La evolución del mercado también responde al posicionamiento de México como un destino atractivo para viajeros internacionales con mayor capacidad de gasto, especialmente por su cercanía con Estados Unidos, el mercado de lujo más importante del mundo.
"Durante años, México compitió por la cantidad de visitantes que recibía. Hoy, la conversación es distinta: el país compite por atraer a los viajeros con el mayor poder adquisitivo del mundo. Este cambio está impulsando la inversión inmobiliaria, el desarrollo hotelero con componente de Branded Residences y la llegada de operadores internacionales. La transformación del mercado demuestra que el turismo de lujo se ha convertido en uno de los motores económicos con mayor potencial para el país", señaló Luis Ruiz, Managing Partner de Onirius Capital.
El especialista agregó: "Ya no se trata únicamente de construir hoteles, sino de desarrollar ecosistemas completos en torno al bienestar, la gastronomía, el diseño, la sostenibilidad y las experiencias personalizadas. Por ello, observamos en México una mayor sofisticación de la oferta y un creciente interés de capital en destinos consolidados y mercados emergentes".
Los Cabos mantiene el liderazgo del ultralujo
El destino registra tarifas superiores a 1,000 dólares por noche, además de haber incorporado más de 15 hoteles durante la última década. A ello se suma la llegada de nuevas marcas internacionales y el desarrollo de proyectos como Amanvari, SIRO Palmilla y St. Regis Los Cabos, que fortalecen su posición dentro del turismo de alta gama.
Ciudad de México gana terreno con el turismo bleisure
La capital del país también se ha consolidado como uno de los mercados con mayor dinamismo, impulsada por el crecimiento del turismo bleisure, que combina viajes de negocios con actividades de ocio.

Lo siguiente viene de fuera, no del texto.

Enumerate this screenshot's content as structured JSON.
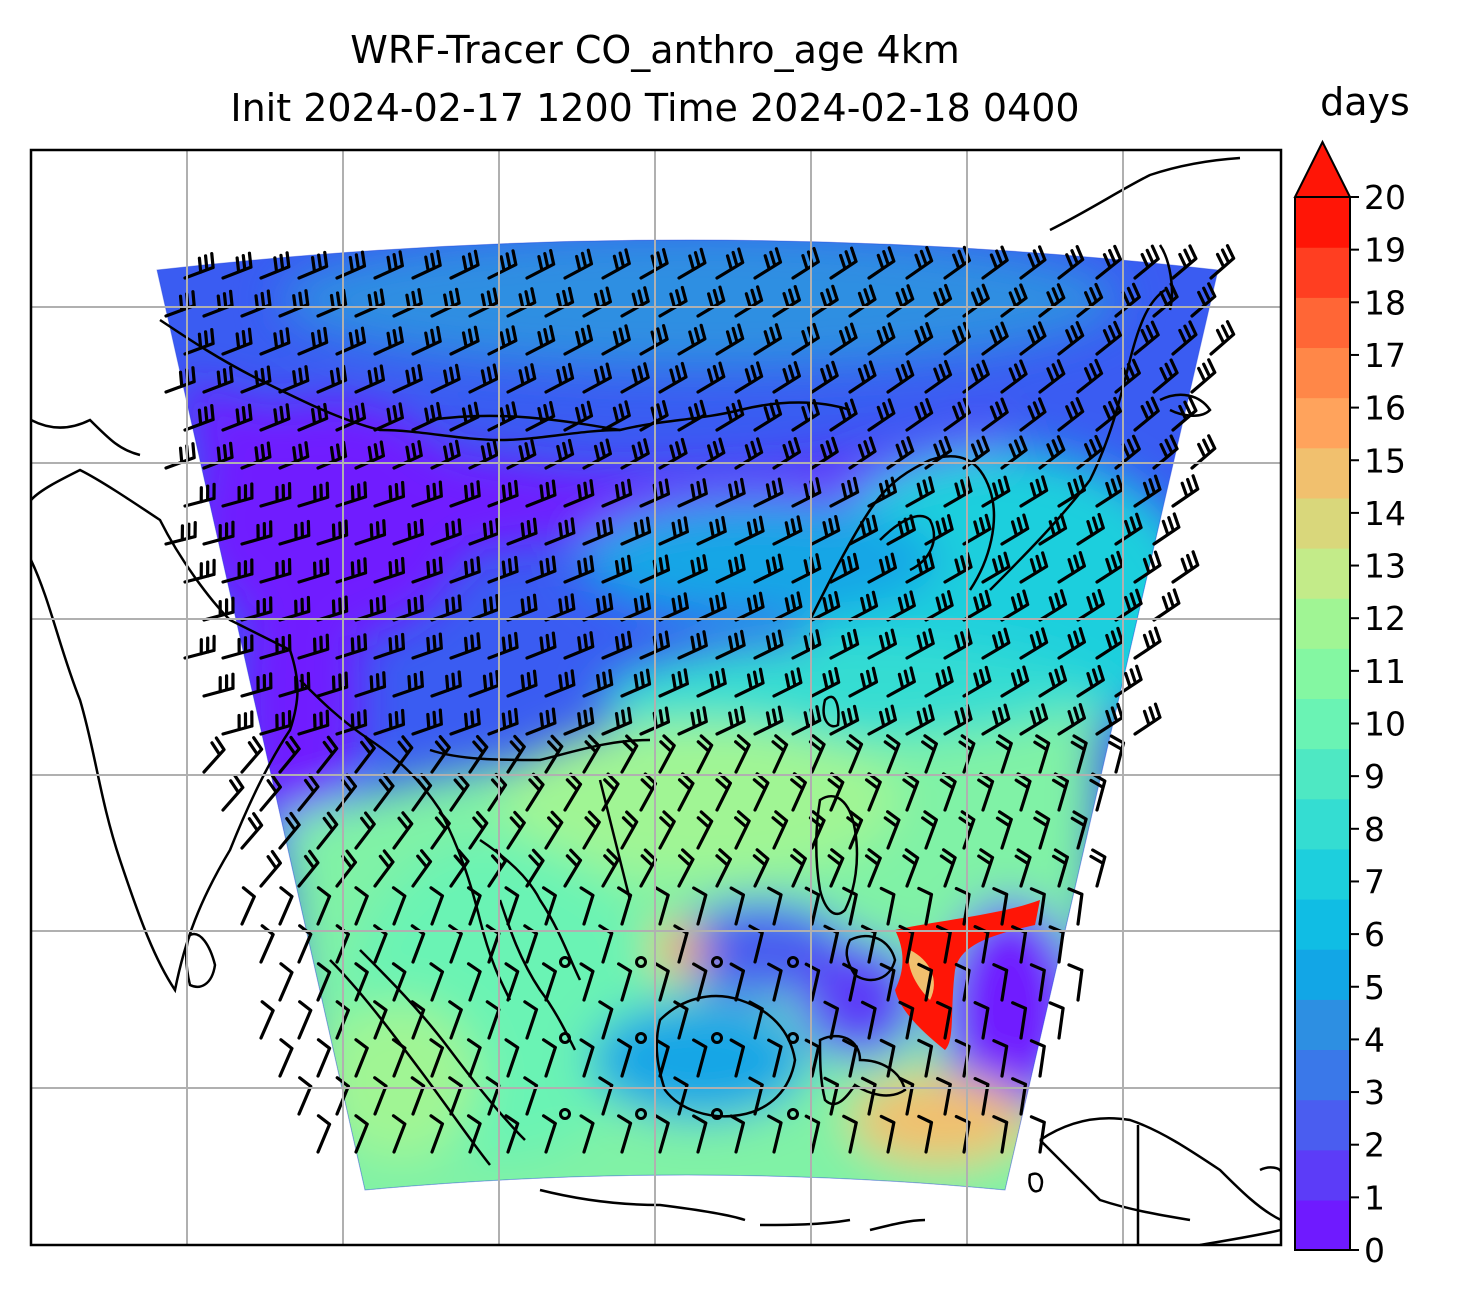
{
  "title": {
    "line1": "WRF-Tracer CO_anthro_age 4km",
    "line2": "Init 2024-02-17 1200 Time 2024-02-18 0400"
  },
  "colorbar": {
    "label": "days",
    "min": 0,
    "max": 20,
    "extend": "max",
    "ticks": [
      "0",
      "1",
      "2",
      "3",
      "4",
      "5",
      "6",
      "7",
      "8",
      "9",
      "10",
      "11",
      "12",
      "13",
      "14",
      "15",
      "16",
      "17",
      "18",
      "19",
      "20"
    ],
    "colors": [
      "#6f1aff",
      "#5c3cf8",
      "#4a5df0",
      "#3a78e9",
      "#2d8fe2",
      "#12a6e6",
      "#10bde4",
      "#1dcfdd",
      "#34ddd2",
      "#4ee8c3",
      "#6af3b4",
      "#84f7a2",
      "#a0f594",
      "#c3eb89",
      "#d9d77b",
      "#f1c06e",
      "#ffa35c",
      "#ff8748",
      "#ff6636",
      "#ff3e21",
      "#ff1506"
    ],
    "extend_color": "#ff1506"
  },
  "map": {
    "grid": "on",
    "domain_colors": {
      "north": "#3a5cf2",
      "central_band": "#6f1aff",
      "tropics": "#80f2a6",
      "hotspot": "#ff1506"
    }
  }
}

Colonias como Condesa concentran buena parte de esta demanda gracias a su oferta gastronómica, cultural y de entretenimiento, lo que ha favorecido la llegada de hoteles como Andaz Condesa y Mondrian Condesa. Actualmente, las tarifas en este segmento superan los 450 dólares por noche, mientras nuevas marcas internacionales preparan su entrada al mercado capitalino.
Caribe mexicano amplía su oferta lifestyle
La tendencia actual privilegia desarrollos que integran hospedaje, diseño, bienestar y branded residences. Entre ellos destaca Mondrian Cancún, que incorpora uno de los conceptos lifestyle más reconocidos a nivel internacional mediante un proyecto que combina hotel y residencias de marca.
Nuevos polos atraen inversión hotelera
Además de los destinos consolidados, el turismo premium comienza a extenderse hacia nuevos mercados que captan el interés de inversionistas y operadores internacionales.
Mérida sobresale por su oferta cultural y gastronómica, lo que ha despertado el interés de firmas como Belmond y Six Senses.
En Guanajuato, destinos como San Miguel de Allende mantienen tarifas superiores a 650 dólares por noche, mientras que Mineral de Pozos impulsa nuevos desarrollos de uso mixto que integran hoteles, vivienda y espacios comerciales para fortalecer su atractivo turístico.
Por su parte, Riviera Nayarit registra tarifas superiores a 500 dólares por noche, cuenta con una oferta de diez hoteles de ultralujo y prevé la llegada de nuevas marcas internacionales en los próximos años.
Un mercado con mayor potencial
A ello se suma que el país recibe más de 30 millones de pasajeros internacionales al año y registra la venta de 8.7 millones de habitaciones dentro del segmento turístico de alta gama, factores que fortalecen su posición como uno de los mercados con mayor potencial para atraer inversión hotelera y desarrollar nuevos polos turísticos.